Его величество российский император возвращался с Аахенского конгресса! Он по дороге удостоил беседой немецких владетелей. Его статс-секретари по иностранным делам – Нессельроде и Каподистрия заявили: да будет мир и благоденствие под покровительством божьего провидения! Знайте все: Россия, недавно неведомая Европе, теперь стоит во главе союза монархов!.. И в Петербурге не прекращались балы, вспыхивали фейерверки и раздавался колокольный звон!
В «Санкт-Петербургских ведомостях» то и дело появлялись списки кавалеров, представленных к «Владимиру», «Анне», «Александру Невскому». Депеши, новости! В Кронштадтском порту побывало за месяц более шестидесяти купеческих кораблей – из Амстердама, Гамбурга, Лондона, Бордо… Отечественная промышленность, как никогда, преуспевает… В оранжереях императрицы Марии Федоровны удалось вырастить зеленые чайные деревья… Ура! Россия идет в ногу с веком.

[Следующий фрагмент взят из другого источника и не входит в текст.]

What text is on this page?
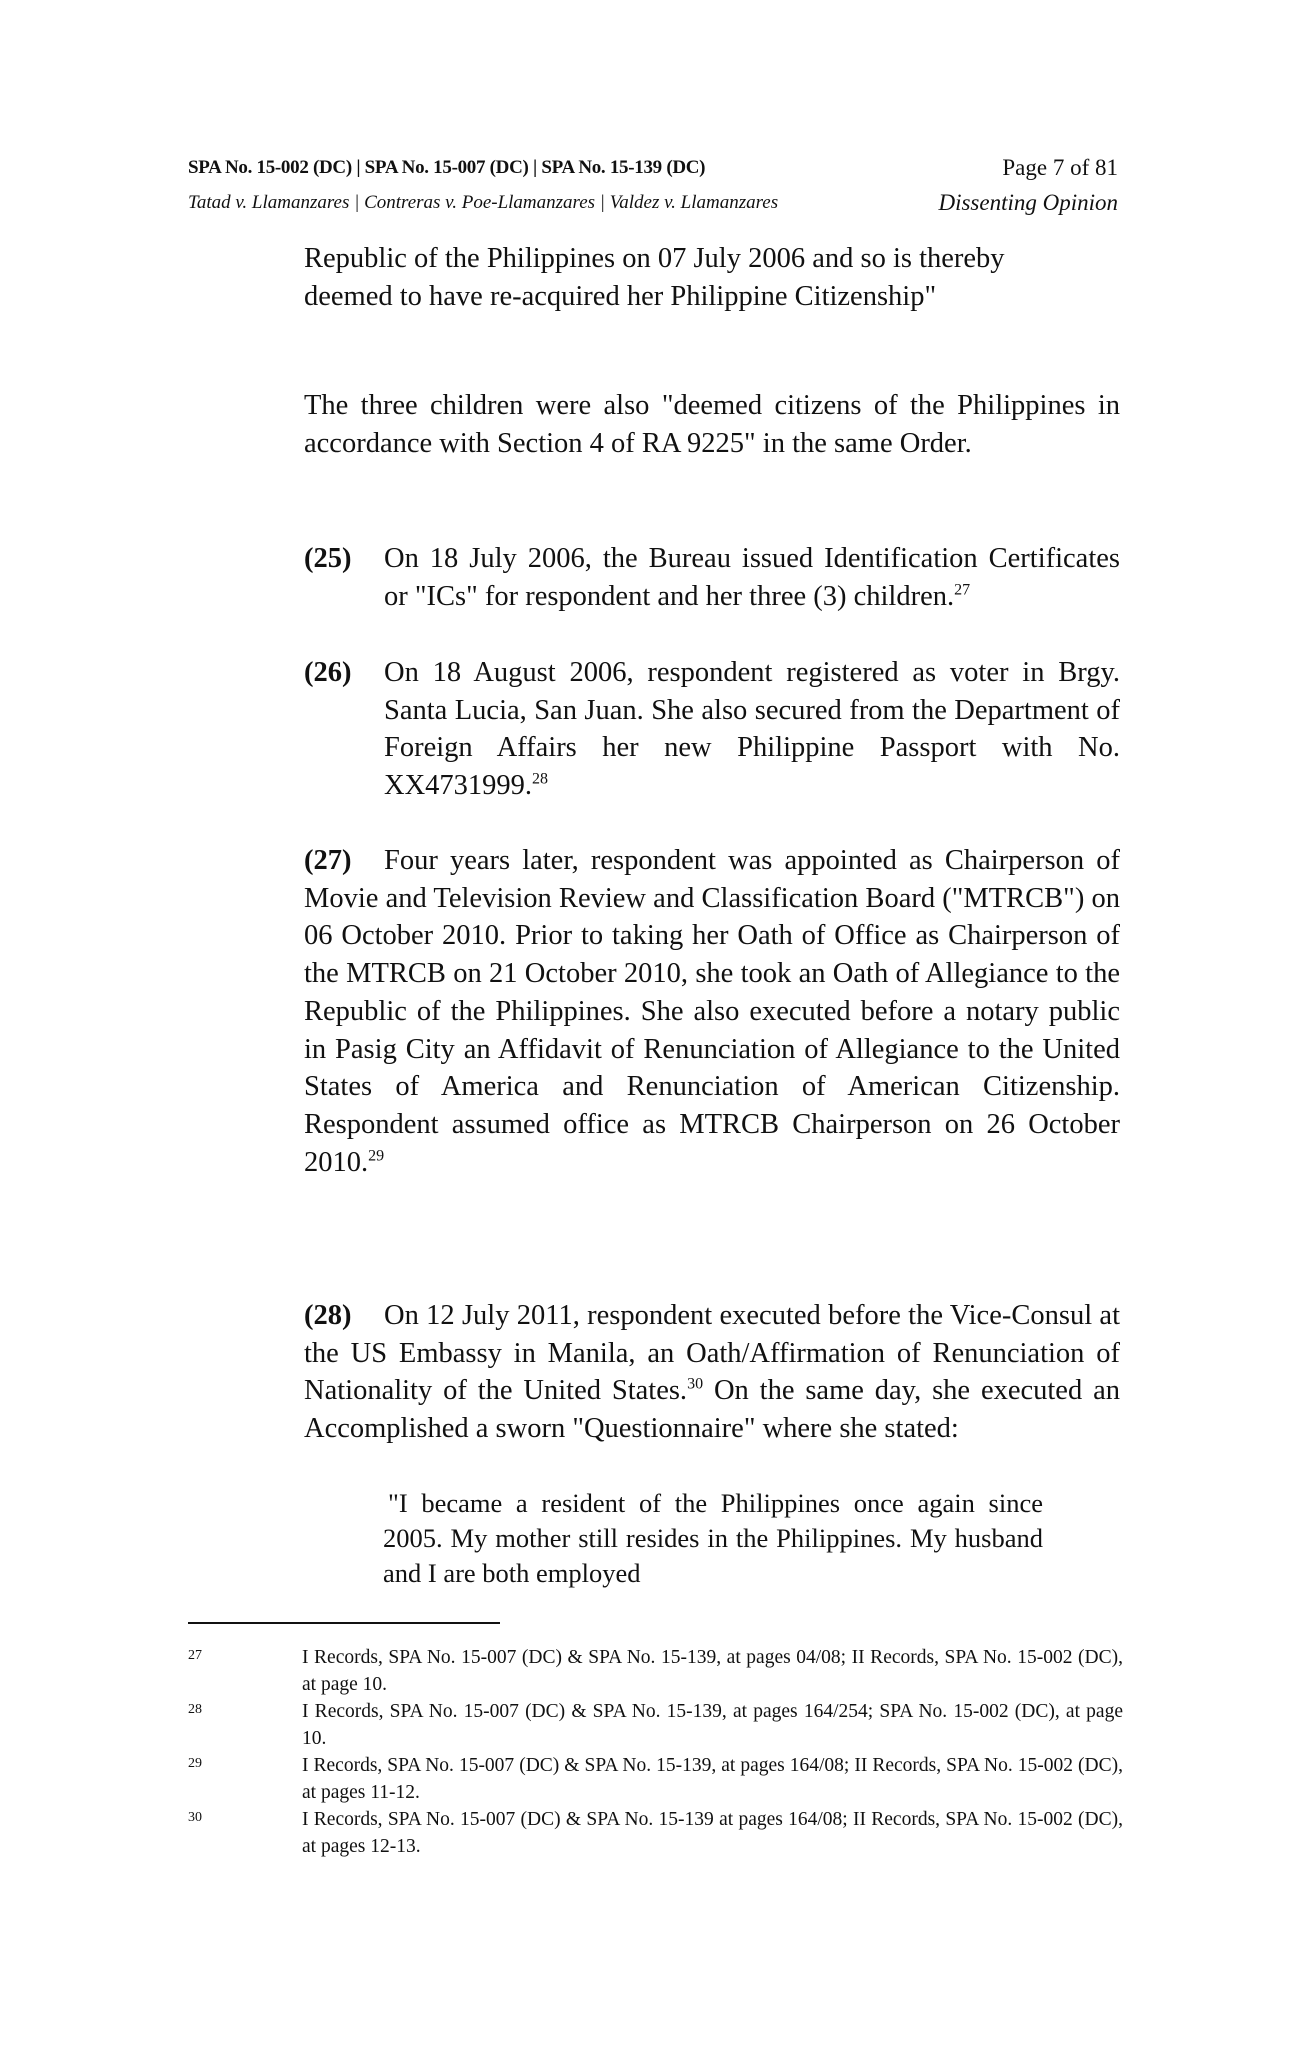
SPA No. 15-002 (DC) | SPA No. 15-007 (DC) | SPA No. 15-139 (DC)
Tatad v. Llamanzares | Contreras v. Poe-Llamanzares | Valdez v. Llamanzares
Page 7 of 81
Dissenting Opinion
Republic of the Philippines on 07 July 2006 and so is thereby deemed to have re-acquired her Philippine Citizenship"
The three children were also "deemed citizens of the Philippines in accordance with Section 4 of RA 9225" in the same Order.
(25) On 18 July 2006, the Bureau issued Identification Certificates or "ICs" for respondent and her three (3) children.$^{27}$
(26) On 18 August 2006, respondent registered as voter in Brgy. Santa Lucia, San Juan. She also secured from the Department of Foreign Affairs her new Philippine Passport with No. XX4731999.28
(27)	Four years later, respondent was appointed as Chairperson of Movie and Television Review and Classification Board ("MTRCB") on 06 October 2010. Prior to taking her Oath of Office as Chairperson of the MTRCB on 21 October 2010, she took an Oath of Allegiance to the Republic of the Philippines. She also executed before a notary public in Pasig City an Affidavit of Renunciation of Allegiance to the United States of America and Renunciation of American Citizenship. Respondent assumed office as MTRCB Chairperson on 26 October 2010.29
(28)	On 12 July 2011, respondent executed before the Vice-Consul at the US Embassy in Manila, an Oath/Affirmation of Renunciation of Nationality of the United States.$^{30}$ On the same day, she executed an Accomplished a sworn "Questionnaire" where she stated:
"I became a resident of the Philippines once again since 2005. My mother still resides in the Philippines. My husband and I are both employed
27	I Records, SPA No. 15-007 (DC) & SPA No. 15-139, at pages 04/08; II Records, SPA No. 15-002 (DC), at page 10.
28	I Records, SPA No. 15-007 (DC) & SPA No. 15-139, at pages 164/254; SPA No. 15-002 (DC), at page 10.
29	I Records, SPA No. 15-007 (DC) & SPA No. 15-139, at pages 164/08; II Records, SPA No. 15-002 (DC), at pages 11-12.
30	I Records, SPA No. 15-007 (DC) & SPA No. 15-139 at pages 164/08; II Records, SPA No. 15-002 (DC), at pages 12-13.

Но по дороге между Аахеном и Брюсселем бельгийские и французские офицеры попытались задержать русского императора, чтобы принудить его признать на престоле сына Наполеона. И что же? В Петербурге гвардейские офицеры, громко обсуждая эту новость в залах театров, в светских гостиных, в казармах и на бульварах, двусмысленно отзывались об Александре; носились глухие толки о готовящемся цареубийстве; все сильнее чувствовалось влияние некоего тайного общества, руководившего общественным мнением.
В Гессен царь въехал в Преображенском мундире. В Штутгарт он явился конногвардейцем. В Вене он надел австрийский мундир. И гвардейских офицеров раздражала щеголеватость монарха, его женственное кокетство, его картинные позы – отставленная нога и шляпа в руках – непременно так, чтобы пуговица кокарды приходилась между расставленными пальцами…
Новая поразительная весть. Бегство Наполеона с острова Св. Елены!.. Слух тотчас опровергли, но среди вернувшихся из Европы гвардейцев вспыхнули воспоминания о былых походах, о славе русского оружия – и сердца затрепетали!.. Из уст в уста передавали строки сатирического «Ноэля» молодого поэта, имя которого стремительно делалось все более знаменитым:
Ура! В Россию скачет Кочующий деспот…
«Кочующий деспот» посетил Ваграмские и Аспарин-ские поля. А гвардейские офицеры вспоминали Бородино, Тарутин и Малоярославец. «Кочующий деспот» восхвалял Европу, а в России он насаждал военные поселения. Он заявил, что чувствует в душе спасительную благодать, – а на самом деле сделался мистиком. Обещал своей стране конституцию – и душил свободу – «Узнай, народ российский, Что знает целый мир: И прусский и австрийский Я сшил себе мундир».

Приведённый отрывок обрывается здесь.